Schwäbische Zeitung (Leutkirch / Isny / Bad Wurzach)
Hück tritt ab und will in die Politik
Porsche-Betriebsratschef Uwe Hück strebt in die Politik – SPD zeigt sich überrascht
STUTTGART (tja/dpa) - Porsches Gesamtbetriebsratschef Uwe Hück hat seinen Rücktritt angekündigt. „Ich will in die Politik gehen“, sagte der 56-Jährige am Montag in Stuttgart. Bei den Kommunalwahlen will das SPD-Mitglied sich in Pforzheim in den Gemeinderat wählen lassen und mit einer eigenen Liste antreten. Die Südwest-SPD wusste nach eigenen Angaben nichts von den Plänen Hücks und warnte den Parteifreund. „Falls er je mit einer eigenen Liste antritt, verstößt er gegen das Statut der SPD“, sagte ein Sprecher der „Schwäbischen Zeitung“.

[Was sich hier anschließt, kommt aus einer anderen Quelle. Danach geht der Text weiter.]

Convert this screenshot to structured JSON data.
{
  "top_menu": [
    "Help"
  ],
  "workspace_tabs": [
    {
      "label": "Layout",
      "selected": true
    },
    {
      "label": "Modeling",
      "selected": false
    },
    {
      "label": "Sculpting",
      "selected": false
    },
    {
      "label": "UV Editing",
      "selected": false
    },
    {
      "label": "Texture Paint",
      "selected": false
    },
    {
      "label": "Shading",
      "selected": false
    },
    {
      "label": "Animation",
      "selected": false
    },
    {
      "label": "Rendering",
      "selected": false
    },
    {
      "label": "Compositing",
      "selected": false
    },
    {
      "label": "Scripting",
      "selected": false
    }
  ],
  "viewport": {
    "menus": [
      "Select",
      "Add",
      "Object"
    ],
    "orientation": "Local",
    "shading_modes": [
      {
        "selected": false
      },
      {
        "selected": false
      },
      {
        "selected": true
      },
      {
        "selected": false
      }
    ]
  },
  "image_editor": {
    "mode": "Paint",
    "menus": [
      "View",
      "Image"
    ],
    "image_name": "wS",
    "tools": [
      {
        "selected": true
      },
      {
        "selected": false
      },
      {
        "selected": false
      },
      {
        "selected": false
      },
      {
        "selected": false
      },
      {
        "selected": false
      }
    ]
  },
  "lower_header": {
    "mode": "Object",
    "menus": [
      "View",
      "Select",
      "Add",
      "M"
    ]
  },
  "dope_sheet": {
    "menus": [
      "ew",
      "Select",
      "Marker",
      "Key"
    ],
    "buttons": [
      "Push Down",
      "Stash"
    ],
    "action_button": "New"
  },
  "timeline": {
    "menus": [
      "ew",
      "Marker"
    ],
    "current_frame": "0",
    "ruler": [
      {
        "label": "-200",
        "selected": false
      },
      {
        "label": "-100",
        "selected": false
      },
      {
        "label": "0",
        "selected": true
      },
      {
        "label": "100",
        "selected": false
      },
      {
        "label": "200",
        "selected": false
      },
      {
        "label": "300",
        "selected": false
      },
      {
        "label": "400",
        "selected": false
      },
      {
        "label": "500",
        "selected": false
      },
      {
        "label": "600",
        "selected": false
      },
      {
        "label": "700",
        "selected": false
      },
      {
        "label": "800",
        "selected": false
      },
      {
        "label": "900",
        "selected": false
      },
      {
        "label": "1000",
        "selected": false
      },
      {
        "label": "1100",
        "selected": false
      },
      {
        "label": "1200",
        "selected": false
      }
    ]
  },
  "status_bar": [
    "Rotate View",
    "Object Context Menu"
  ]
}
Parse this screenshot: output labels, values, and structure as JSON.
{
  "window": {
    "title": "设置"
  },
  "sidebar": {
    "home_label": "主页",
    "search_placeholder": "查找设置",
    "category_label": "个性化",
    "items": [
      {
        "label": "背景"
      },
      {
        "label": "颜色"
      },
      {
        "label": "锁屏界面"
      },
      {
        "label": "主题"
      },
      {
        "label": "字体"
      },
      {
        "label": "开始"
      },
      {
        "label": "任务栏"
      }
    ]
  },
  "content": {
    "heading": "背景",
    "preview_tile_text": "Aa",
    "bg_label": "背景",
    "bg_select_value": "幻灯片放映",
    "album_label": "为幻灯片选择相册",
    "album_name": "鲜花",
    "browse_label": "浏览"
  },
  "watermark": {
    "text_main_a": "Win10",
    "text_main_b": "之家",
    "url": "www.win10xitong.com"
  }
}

STUTTGART - Gut eine Dreiviertelstunde standen die Bänder im Stuttgarter Porsche-Stammwerk am Montag still: Vor Tausenden Beschäftigten kündigte Porsches streitbarer Gesamtbetriebsratschef Uwe Hück auf dem Werkshof in Stuttgart-Zuffenhausen seinen Rücktritt von allen Ämtern im Volkswagen-Konzern an. „Ich will in die Politik gehen“, sagte der 56-Jährige mit lauter Stimme. Eine Demokratie bestehe auch aus Wechsel. „Wir brauchen Arbeit und wir brauchen vernünftige Arbeit, und ich hasse, wenn wir gegen den Diesel und gegen alle Automobilfirmen sind.“
Dabei will das SPD-Mitglied Hück, der sich in früheren Jahren selbst schon als möglicher Spitzenkandidat der Partei in Baden-Württemberg ins Gespräch gebracht hatte, erst einmal ganz unten anfangen:
Bei den Kommunalwahlen in diesem Jahr will
Hück sich in Pforzheim in den Gemeinderat wählen lassen. Er wolle sich erst einmal die Hände schmutzig machen, sagte der Porsche-Betriebsrat. Dabei will Hück mit einer eigenen Liste ins Rennen gehen und nicht für die Sozialdemokraten. Mit der eigenen Partei ging er – wieder einmal – hart ins Gericht: „Wenn die SPD so weitermacht, werden sie ihr Erbe vernichten.“
Die so gescholtenen Parteifreunde überraschte Uwe Hück mit seinem Vorstoß. „Wir hören heute zum ersten Mal von diesen Plänen. Dazu werden wir gerne und ausführlich das Gespräch mit Uwe Hück suchen“, sagte eine Sprecher der SPD der „Schwäbischen Zeitung“. „Wir kennen ihn als überzeugten und streitbaren Sozialdemokraten. Und wir würden uns sehr freuen, wenn er – gerade in schwierigen Zeiten – weiterhin innerhalb der SPD um die gute Sache ringt und nicht außerhalb.“Eine Warnung, die die Südwest-SPD im Anschluss konkretisierte. „Falls er je mit einer eigenen Liste antritt, verstößt er gegen das Statut der SPD“, hieß es weiter.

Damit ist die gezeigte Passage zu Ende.